Alex Stone has worked as a heavy equipment operator at the Sheerness coal mine south of Hanna for a decade.
His brother also works there. So does his father.
As the province moves to phase out coal-fired power generation by 2030, workers like Stone face a precarious employment future.
Almost 2,000 people work today at coal generating stations and associated mines across Alberta, in communities such as Hanna, Wabamun and Forestburg.
Within 13 years, the provincial government expects more than half of those workers — 1,100 to 1,200 people — will be laid off, meaning there’s a chance the 29-year-old Stone will lose his job.
Born and raised in Hanna, Stone’s family, friends and girlfriend live in the town of 2,600 people in east-central Alberta, where he also has a house.
“You don’t want to leave, but it kind of forces a guy to think about the possibility that you have to leave. I’ve got ties here,” he said.

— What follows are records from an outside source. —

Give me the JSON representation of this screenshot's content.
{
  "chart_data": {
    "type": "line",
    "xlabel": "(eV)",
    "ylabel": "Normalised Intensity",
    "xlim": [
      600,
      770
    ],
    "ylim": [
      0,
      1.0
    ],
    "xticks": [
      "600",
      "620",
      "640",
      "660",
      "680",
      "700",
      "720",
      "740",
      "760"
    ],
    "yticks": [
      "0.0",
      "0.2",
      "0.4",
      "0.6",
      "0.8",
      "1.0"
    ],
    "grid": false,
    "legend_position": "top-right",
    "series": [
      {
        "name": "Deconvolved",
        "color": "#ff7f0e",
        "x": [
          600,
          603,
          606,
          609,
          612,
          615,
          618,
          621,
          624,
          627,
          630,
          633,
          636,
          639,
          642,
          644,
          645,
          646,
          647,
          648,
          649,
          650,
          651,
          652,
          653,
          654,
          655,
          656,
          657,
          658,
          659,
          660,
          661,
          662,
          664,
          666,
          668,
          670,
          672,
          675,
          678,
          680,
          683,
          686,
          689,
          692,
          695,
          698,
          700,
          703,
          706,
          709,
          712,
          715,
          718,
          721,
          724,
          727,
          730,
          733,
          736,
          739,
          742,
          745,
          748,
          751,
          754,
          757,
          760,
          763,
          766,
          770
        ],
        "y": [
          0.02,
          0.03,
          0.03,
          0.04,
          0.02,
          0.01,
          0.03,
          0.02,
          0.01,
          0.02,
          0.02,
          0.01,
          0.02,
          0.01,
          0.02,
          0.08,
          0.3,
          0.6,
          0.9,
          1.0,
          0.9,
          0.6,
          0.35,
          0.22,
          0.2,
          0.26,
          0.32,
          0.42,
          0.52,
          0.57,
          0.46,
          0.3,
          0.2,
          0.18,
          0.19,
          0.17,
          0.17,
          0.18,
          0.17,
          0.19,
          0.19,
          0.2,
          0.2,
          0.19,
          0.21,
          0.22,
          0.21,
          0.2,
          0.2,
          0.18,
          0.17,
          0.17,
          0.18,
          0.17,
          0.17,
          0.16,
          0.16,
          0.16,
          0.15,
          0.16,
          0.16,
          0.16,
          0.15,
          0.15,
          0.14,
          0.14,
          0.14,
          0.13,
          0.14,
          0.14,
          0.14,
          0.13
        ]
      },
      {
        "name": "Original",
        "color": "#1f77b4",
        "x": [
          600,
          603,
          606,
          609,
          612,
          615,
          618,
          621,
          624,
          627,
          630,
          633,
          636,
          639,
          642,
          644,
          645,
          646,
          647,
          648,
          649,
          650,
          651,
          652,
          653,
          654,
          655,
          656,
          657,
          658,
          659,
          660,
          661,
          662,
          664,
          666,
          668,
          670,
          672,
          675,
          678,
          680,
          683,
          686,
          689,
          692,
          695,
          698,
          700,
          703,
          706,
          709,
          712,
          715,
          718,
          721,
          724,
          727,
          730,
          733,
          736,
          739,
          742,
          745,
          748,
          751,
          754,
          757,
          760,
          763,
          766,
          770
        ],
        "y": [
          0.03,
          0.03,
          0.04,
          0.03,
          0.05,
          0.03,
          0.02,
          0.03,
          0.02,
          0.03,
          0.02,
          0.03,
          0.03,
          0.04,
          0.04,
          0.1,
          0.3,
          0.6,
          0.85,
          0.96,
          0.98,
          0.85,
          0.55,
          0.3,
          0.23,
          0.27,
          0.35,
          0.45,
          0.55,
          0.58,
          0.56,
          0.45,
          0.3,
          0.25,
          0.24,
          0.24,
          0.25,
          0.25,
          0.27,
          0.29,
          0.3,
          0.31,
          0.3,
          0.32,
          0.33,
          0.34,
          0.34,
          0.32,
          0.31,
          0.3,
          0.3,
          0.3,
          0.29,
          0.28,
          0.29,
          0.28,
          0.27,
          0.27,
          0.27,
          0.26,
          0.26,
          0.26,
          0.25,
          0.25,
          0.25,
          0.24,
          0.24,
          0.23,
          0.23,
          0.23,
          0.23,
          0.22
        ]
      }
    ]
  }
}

“Getting a job here in a small community, you’re a hometown kid, you would like to stay.”
The loss of jobs in the sector — along with the fallout for Alberta communities powered by coal — has become one of the biggest tests facing the Notley government since it unveiled its climate change plan in 2015.

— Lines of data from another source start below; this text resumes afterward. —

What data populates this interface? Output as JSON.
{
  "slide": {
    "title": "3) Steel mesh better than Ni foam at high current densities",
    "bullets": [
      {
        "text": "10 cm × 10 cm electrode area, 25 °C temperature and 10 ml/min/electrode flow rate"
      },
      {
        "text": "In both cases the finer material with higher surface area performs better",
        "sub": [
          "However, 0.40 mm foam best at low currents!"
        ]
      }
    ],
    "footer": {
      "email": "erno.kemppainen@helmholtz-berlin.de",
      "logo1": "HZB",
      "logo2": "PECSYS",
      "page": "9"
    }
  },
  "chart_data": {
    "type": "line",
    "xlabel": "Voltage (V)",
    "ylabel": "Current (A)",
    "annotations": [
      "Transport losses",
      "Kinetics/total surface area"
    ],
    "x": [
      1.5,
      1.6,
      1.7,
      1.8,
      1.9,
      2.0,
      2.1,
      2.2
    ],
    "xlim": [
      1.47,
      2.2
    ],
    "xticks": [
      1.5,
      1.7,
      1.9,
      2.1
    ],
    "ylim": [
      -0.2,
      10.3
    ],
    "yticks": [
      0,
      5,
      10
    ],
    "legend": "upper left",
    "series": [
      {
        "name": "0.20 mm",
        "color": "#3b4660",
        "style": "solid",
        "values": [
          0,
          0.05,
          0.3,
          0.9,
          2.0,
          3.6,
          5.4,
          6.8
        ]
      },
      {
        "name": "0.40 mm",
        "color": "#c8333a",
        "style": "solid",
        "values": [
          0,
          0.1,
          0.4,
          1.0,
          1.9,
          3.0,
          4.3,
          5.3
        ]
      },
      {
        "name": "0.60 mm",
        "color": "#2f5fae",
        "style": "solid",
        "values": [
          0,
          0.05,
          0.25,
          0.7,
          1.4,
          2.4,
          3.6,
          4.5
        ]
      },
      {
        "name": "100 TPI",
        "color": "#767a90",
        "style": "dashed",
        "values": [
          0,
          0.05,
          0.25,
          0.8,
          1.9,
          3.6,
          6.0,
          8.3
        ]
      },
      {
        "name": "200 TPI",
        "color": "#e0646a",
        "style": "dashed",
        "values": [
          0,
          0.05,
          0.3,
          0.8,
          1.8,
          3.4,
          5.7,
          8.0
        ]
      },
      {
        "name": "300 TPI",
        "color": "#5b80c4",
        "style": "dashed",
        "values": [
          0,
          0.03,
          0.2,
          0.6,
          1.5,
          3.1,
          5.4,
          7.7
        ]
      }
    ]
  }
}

For almost two years, affected workers and civic leaders have been waiting for a master plan to deal with the upheaval as the province phases out coal-fired electricity to curb greenhouse gas emissions and reduce its impact on Albertans’ health.
The province released its strategy Friday after receiving 35 recommendations from an advisory panel it set up to examine the issue.
Economic Development Minister Deron Bilous and Labour Minister Christina Gray unveiled a $40-million assistance program — financed with money from the new carbon tax — to assist workers.